About a month ago my brother came to visit me and as we were talking he said to me, “Do you remember when we were horsing around in the barn when we were kids?”  He said, “I was about five years old and I was chasing you and you reached down and picked up some twine and tripped me and I fell into the gutter.  It was full of cow manure and urine.”  It was a cruel and heartless thing to do.  My brother still remembered it vividly.  I did not remember that day.  I felt bad that I had forgotten and had not apologized.  I wondered how many other things have I done and said to my wife and children that have hurt them.

 

As you think about who has hurt you and whom you have hurt is there anything more precious to you and me than to know Jesus died that we might be forgiven.  He went into the ground so that we could be His seeds.  He died for sin and now He calls us to die to sin.

 

This is where Jesus’ death connects with all the deaths and losses we encounter in our earthly lives. Jesus shows us that to truly love you have to die.  You have to sacrifice it all.  Love gives up its own time, its own interests, and its own plans.  Love loses sleep, love prays for children who have gone astray, love never stops hoping and seeking.  Love pays any price to help some one else find their peace in Jesus.
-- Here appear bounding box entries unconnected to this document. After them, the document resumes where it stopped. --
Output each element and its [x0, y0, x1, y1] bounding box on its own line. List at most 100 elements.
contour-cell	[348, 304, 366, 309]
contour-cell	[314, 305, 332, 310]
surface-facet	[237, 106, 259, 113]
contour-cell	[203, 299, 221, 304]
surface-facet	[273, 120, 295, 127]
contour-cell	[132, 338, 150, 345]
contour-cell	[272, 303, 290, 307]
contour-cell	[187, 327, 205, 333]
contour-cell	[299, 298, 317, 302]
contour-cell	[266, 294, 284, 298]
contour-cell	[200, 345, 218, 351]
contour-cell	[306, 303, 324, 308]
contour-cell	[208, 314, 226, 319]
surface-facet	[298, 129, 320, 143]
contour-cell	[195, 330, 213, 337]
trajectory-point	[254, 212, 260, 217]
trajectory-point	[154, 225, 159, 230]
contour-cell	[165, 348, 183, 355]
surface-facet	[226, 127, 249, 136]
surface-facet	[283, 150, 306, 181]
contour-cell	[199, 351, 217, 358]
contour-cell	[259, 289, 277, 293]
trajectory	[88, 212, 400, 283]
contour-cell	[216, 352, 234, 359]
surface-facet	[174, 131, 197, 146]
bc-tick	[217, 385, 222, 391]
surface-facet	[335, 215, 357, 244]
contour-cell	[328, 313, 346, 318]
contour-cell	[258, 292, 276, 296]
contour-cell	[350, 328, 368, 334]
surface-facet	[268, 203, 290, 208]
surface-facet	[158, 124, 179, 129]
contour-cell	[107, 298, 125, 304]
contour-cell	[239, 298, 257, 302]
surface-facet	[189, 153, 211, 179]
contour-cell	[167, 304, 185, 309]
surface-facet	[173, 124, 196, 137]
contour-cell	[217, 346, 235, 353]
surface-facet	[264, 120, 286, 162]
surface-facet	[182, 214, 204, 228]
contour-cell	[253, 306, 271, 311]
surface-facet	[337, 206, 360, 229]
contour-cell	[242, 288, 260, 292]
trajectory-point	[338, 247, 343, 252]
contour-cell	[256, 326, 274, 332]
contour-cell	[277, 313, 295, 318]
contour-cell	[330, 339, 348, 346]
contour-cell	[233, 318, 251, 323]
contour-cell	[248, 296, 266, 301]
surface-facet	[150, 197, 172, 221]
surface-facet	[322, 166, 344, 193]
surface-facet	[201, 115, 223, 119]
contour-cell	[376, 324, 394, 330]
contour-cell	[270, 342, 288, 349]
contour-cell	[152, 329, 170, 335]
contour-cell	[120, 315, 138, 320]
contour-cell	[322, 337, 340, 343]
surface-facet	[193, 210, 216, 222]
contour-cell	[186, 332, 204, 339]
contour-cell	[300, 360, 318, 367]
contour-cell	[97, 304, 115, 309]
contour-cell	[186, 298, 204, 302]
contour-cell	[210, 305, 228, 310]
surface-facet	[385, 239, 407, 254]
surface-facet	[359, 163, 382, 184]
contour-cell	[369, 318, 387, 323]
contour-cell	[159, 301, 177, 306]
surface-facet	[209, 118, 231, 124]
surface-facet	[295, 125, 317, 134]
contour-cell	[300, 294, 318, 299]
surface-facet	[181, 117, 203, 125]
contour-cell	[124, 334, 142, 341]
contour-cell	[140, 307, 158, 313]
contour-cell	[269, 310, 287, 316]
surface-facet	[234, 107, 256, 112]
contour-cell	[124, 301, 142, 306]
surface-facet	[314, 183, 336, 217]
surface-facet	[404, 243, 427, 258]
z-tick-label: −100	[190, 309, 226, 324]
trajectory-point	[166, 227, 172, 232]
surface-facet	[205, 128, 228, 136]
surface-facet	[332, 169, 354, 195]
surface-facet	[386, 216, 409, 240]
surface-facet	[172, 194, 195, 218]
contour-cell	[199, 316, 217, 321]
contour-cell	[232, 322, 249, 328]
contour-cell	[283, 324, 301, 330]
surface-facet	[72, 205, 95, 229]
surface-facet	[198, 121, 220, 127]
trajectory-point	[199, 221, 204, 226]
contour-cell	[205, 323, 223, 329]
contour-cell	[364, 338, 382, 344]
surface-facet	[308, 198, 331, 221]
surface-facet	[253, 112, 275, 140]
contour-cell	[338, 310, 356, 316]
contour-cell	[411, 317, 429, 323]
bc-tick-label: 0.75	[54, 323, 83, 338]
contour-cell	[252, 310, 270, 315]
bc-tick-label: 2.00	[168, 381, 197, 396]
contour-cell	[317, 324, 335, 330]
Like Jesus we die so that those we love may live.

 

Now think about Thomas in our Gospel lesson for today.  When Jesus saw him He said to him, “Come here, Thomas.  Put your hand into the spear wound in my side.  Put your hand into the nail holes in my hands.”  Can you imagine how hard it was for Thomas to do that?  It brought back all the pain and anguish Thomas had felt when Jesus had died on the cross.  Why was Jesus rubbing his face in that old pain and grief?  Was it not to help Thomas see that he had to embrace Jesus’ death in order to also embrace His resurrection?  If you don’t die you don’t rise.

 

For some of you who are here today you know how Thomas felt.  Some of you may have found it difficult to hear me talk about the deaths you have experienced in your lives.  I hope you have come to understand that rising and living and finding joy come after dying and mourning and shedding tears.  Embrace your grief.  Remember your losses.  Die to self and cherished dreams that have not come true.  And in the embrace of the one who died for you die a thousand deaths so you can touch a thousand lives.  Amen.